An online book of Common Sense Photography, by Rhett Stuart

Camera History and a Light Concept

2/33

Knowing a few things on how light works helps us understand why cameras are designed the way they are, and their limitations. I'll start with the history of how cameras came to be since this helps to understand some principles.

The first cameras were actually a large room with no doors or windows, with a hole in the floor to crawl up into the room. It was completely light proof except for a very small hole in one wall that let light in. All the light that went though that hole formed images of what was outside, and the images were reflected on the opposite wall. Due to the way light works, the image was upside down and flipped from left to right (backwards). There was no film, just a person tracing the image on the wall.

I tried the same thing when I was in my early teens when I had the time to do experiments like that. I completely shut out all the light in my bedroom with cardboard and duct tape. Then I cut a small hole in the middle of the cardboard that was over the window about 1/4" to 1/2" in diameter. After my eyes had adjusted to the dim light I could see my dog's image walking by my bedroom window outside. When my dog walked by his image was projected on the ceiling walking the opposite direction he was actually walking, and he was upside down.

The fact that images are upside down and backwards creates the need for that funny shaped lump on top of SLR cameras. There is a pentaprism in there, a five sided mirrored glass element that turns the light right side up and not backwards by reflecting the light with the camera mirror and the pentaprism. These 3 reflections turn the image so when we look through the viewfinder we see things as we normally do.

Our brain turns images upside down and backwards for us automatically. There was an experiment done about 60 years ago on a man to find out more about the image processing that our brain does. They attached special binoculars so this man could only see things upside down and backwards. He had to keep them on at all times when his eyes were open. It was very confusing to him at first, but after about 2 weeks his brain adjusted to this and flipped all the images, he saw everything as he normally did before the experiment! Then the special binoculars were taken off. He now saw everything upside down and backwards without the special binoculars! Fortunately, this was not a permanent condition. It took another two weeks for his brain to switch everything back so he could see normally again. The point is our brain does a lot of image processing we don't consciously think about. This is covered in more detail in the "Brain" section.

The sensors in digital cameras see the image upside down and backwards. The camera electronics or brain as it is called here, turns the image right side up and flips it frontward for us on the back screen. The pentaprism on top of the camera and the mirror turns the image for us so we can see it "correctly" through the viewfinder.

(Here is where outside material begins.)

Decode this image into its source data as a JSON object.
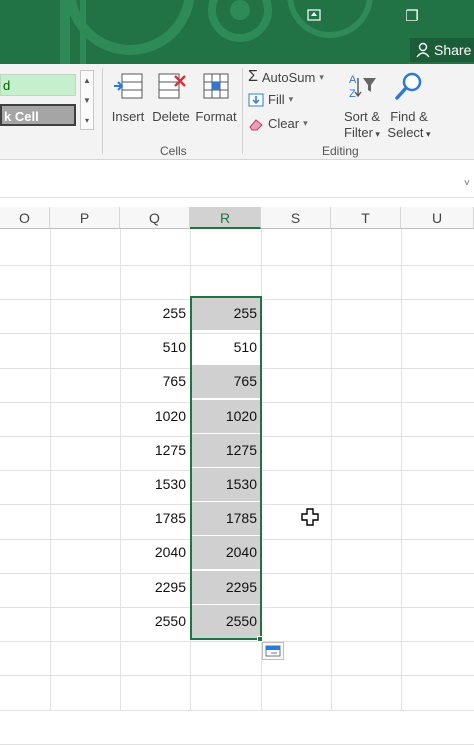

Old fashioned large format cameras have a ground glass on the back where the image can be seen. The photographer would focus by looking at the image. Of course the image was backwards and upside down since there was nothing to correct it. Some photographers liked that because it helped them compose the picture artistically! It helped them think about the composition abstractly. The logical left side of our brain gives up and the artistic right side of our brain takes over more when the image is turned upside down and backwards. Photographers draped a large black cloth over the camera and their head so they could see the image that was shown faintly on the ground glass on the back of the camera. Then when they were ready, they would slide the film into the back of the camera and release the shutter. Large format cameras are still being used today due to the large size of their negative. The mega pixel equivalent of a large format camera is about 100-200 mega pixels due to the large negative size! Even if you don't ever use one, consider how long these photographers took to just get set up and compose their photographs. It helps to take more time composing photographs! Don't rush it if you don't have to!